Breed v. City of Lynn

Soule, J.

This petition to the Superior Court for the revision by a jury of an assessment of betterments, under the St. of 1871, e. 382, is not a civil action, within the meaning of that term as used in the Gen. Sts. e. 156, § 1; and the right of the prevailing party to costs, in proceedings under such petition, is not determined by that section. It is not a new and original action, nor a process to reverse a judgment already rendered, but is only a step in the cause begun before the proper board of officers of the city of Lynn, which suspends all proceedings to enforce the assessment by that board, until final action on the *291petition is had. In this respect it is analogous to the application of a landowner for a jury to assess his damages for land taken for a highway, or for a railroad. New Haven & Northampton Co. v. Northampton, 102 Mass. 116. Commonwealth v. Boston & Maine Railroad, 3 Cush. 25, 55. Williams v. Taunton, ante, 287.
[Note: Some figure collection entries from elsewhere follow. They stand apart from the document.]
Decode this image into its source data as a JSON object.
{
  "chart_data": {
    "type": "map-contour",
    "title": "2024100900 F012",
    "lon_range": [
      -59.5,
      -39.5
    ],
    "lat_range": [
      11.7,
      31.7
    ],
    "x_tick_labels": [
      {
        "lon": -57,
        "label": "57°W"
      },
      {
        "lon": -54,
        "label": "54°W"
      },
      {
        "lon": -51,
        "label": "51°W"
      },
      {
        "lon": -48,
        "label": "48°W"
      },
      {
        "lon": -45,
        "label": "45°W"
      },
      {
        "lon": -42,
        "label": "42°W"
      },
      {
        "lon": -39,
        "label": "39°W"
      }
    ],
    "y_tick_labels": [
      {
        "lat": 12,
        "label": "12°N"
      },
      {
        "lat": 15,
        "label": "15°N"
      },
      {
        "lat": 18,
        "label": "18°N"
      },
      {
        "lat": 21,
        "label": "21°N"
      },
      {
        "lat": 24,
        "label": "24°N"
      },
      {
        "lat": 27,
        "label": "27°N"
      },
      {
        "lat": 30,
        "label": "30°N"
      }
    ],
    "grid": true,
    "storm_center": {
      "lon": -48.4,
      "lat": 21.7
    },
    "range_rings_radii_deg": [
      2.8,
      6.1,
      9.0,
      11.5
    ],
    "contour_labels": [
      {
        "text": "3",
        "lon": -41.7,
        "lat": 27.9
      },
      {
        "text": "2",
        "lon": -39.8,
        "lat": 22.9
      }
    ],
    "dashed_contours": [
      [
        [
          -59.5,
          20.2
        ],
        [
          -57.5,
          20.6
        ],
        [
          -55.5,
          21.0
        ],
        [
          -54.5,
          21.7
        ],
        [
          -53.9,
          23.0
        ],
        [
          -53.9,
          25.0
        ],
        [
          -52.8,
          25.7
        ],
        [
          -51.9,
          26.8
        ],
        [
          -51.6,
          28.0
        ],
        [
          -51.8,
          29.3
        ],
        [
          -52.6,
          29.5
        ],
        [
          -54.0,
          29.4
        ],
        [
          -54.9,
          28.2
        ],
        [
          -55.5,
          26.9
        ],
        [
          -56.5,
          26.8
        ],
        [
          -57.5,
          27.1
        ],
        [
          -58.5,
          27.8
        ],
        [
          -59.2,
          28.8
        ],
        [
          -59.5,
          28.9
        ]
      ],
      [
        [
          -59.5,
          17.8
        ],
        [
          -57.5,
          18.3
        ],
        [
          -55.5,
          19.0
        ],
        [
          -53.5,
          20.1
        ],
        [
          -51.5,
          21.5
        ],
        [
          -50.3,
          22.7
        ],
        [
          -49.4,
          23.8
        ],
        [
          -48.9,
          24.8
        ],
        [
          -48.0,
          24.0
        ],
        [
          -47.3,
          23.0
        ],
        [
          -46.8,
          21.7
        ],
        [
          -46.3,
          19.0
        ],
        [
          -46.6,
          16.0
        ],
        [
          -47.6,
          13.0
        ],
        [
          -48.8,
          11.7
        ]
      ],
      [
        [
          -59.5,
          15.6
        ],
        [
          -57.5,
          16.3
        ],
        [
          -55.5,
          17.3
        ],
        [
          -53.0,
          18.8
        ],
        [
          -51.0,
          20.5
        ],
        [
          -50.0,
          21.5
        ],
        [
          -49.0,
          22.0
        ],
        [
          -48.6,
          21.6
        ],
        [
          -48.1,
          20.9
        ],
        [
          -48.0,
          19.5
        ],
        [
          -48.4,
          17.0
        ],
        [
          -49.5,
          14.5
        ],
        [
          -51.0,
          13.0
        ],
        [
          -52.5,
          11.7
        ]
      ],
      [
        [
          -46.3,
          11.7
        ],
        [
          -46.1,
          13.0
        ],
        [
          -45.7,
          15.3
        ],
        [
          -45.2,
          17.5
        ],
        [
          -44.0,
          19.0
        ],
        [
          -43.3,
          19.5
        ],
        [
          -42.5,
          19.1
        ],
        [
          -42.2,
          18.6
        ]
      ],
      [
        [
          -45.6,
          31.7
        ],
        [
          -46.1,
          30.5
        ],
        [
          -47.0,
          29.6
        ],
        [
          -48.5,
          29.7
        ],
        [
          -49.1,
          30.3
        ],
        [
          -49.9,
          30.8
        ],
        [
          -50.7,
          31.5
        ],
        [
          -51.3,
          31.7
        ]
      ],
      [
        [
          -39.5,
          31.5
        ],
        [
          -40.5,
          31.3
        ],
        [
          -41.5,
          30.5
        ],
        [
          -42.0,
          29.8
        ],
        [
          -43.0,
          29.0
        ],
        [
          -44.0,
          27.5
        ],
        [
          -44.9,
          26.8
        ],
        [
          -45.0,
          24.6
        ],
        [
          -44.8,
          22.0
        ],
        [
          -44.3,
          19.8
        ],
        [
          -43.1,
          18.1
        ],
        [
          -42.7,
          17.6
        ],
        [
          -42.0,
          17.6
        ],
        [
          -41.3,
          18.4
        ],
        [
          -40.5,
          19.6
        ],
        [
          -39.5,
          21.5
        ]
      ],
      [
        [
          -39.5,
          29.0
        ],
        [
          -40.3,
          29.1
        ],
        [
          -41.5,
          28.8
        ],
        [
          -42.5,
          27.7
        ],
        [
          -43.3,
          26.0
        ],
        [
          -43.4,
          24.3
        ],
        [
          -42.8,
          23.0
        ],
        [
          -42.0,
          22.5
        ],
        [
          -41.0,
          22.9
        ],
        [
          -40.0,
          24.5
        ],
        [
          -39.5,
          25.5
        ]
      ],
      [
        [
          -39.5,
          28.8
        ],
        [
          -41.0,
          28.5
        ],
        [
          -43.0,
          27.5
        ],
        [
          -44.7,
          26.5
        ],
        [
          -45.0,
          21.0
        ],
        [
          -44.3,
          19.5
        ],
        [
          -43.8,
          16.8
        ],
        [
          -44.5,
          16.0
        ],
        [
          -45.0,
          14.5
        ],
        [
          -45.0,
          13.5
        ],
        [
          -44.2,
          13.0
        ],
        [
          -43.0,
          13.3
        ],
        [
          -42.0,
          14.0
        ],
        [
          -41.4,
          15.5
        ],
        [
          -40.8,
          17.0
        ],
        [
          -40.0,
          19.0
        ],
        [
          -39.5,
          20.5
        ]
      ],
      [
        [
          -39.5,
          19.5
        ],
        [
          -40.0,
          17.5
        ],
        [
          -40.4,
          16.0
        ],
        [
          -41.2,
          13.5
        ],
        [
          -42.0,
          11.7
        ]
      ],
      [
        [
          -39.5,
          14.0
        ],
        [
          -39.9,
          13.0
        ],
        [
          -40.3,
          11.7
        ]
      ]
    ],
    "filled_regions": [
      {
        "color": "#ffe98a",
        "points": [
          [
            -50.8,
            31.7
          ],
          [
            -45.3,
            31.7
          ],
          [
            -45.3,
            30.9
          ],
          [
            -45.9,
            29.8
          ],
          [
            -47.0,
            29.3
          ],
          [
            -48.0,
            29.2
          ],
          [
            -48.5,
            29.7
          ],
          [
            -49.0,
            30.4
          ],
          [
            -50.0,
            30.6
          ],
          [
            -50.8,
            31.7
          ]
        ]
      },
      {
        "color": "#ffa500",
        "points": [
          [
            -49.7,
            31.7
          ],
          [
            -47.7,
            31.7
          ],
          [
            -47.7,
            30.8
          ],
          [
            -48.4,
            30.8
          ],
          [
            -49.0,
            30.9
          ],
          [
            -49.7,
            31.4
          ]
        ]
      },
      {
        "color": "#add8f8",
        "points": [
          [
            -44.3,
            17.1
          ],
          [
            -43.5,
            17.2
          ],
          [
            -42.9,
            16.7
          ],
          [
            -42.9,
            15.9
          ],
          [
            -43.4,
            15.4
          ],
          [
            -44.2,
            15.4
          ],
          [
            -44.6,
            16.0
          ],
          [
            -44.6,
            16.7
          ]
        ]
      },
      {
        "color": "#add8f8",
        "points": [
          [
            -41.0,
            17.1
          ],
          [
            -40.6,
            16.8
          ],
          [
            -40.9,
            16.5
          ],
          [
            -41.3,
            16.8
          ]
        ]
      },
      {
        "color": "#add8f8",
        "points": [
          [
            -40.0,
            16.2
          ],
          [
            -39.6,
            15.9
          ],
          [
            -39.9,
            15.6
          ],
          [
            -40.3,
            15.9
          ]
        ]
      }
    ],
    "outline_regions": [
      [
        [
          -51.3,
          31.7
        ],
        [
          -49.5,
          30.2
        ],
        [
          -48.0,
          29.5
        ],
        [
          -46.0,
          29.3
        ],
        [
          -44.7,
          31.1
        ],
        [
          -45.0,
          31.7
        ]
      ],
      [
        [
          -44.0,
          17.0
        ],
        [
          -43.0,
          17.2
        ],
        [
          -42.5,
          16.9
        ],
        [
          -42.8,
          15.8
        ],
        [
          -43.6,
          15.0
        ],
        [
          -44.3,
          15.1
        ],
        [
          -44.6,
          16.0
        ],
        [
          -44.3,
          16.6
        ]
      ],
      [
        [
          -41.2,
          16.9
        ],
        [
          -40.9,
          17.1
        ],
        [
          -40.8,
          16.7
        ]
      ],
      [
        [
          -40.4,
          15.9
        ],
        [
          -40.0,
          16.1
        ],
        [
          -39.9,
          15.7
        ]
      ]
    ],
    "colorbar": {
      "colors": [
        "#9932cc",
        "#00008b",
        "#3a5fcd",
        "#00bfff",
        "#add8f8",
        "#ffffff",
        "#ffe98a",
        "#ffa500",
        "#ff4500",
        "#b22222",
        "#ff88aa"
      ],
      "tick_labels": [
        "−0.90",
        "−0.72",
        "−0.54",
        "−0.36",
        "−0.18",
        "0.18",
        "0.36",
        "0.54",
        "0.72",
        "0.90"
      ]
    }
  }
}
The only provision of statute, relating in terms to the recovery of costs by either party, in petitions like that under consideration, is contained in § 8 of the statute under which the petition is made, and gives costs to the petitioner if the jury reduces the amount of the assessment, and costs to the respondent if the jury does not reduce the amount of the assessment. This provision clearly applies only to those cases in which the jury passes on the question, whether the assessment complained of is excessive or not, and imports that the amount assessed by the jury is to be compared with that assessed by the board of city officers. Drury v. Boston, 101 Mass. 439. It cannot be invoked to determine the right of either party to costs, where the petition is disposed of without any action by the jury.

If the case had gone to the jury, it would not have been open to the petitioner to question the validity of the proceedings of the city officers in making the assessment. The only question to be tried would have been the question whether the assessment was excessive or not, and the burden would have been on the petitioner to prove that it was so. The question of the validity of the proceedings in making the assessment could be tried only on a petition for certiorari. Bigelow v. Boston, 120 Mass. 326. Hitchcock v. Aldermen of Springfield, 121 Mass. 382. The petition assumed the validity of the proceedings by the city officers. It was competent, therefore, for the respondent to show to the court that, on due proceedings had before the proper tribunal since the petition was made, the proceedings in which the assessment was made had been quashed, and become null and void. This being done, the case stood in a situation for which no provision as to costs exists in the St. of 1871, and the ruling was correct that neither party was entitled to costs thereunder.

Neither party can sustain its exceptions, on the ground that the provisions of the Gen. Sts. c. 156, § 16, reach the case, because, even if that section is applicable, it makes the allow*292anee of costs, in cases where no express provision therefor is made, a matter of discretion, and to the decision of the court in matters of discretion no exception lies.

Exceptions of both parties overruled.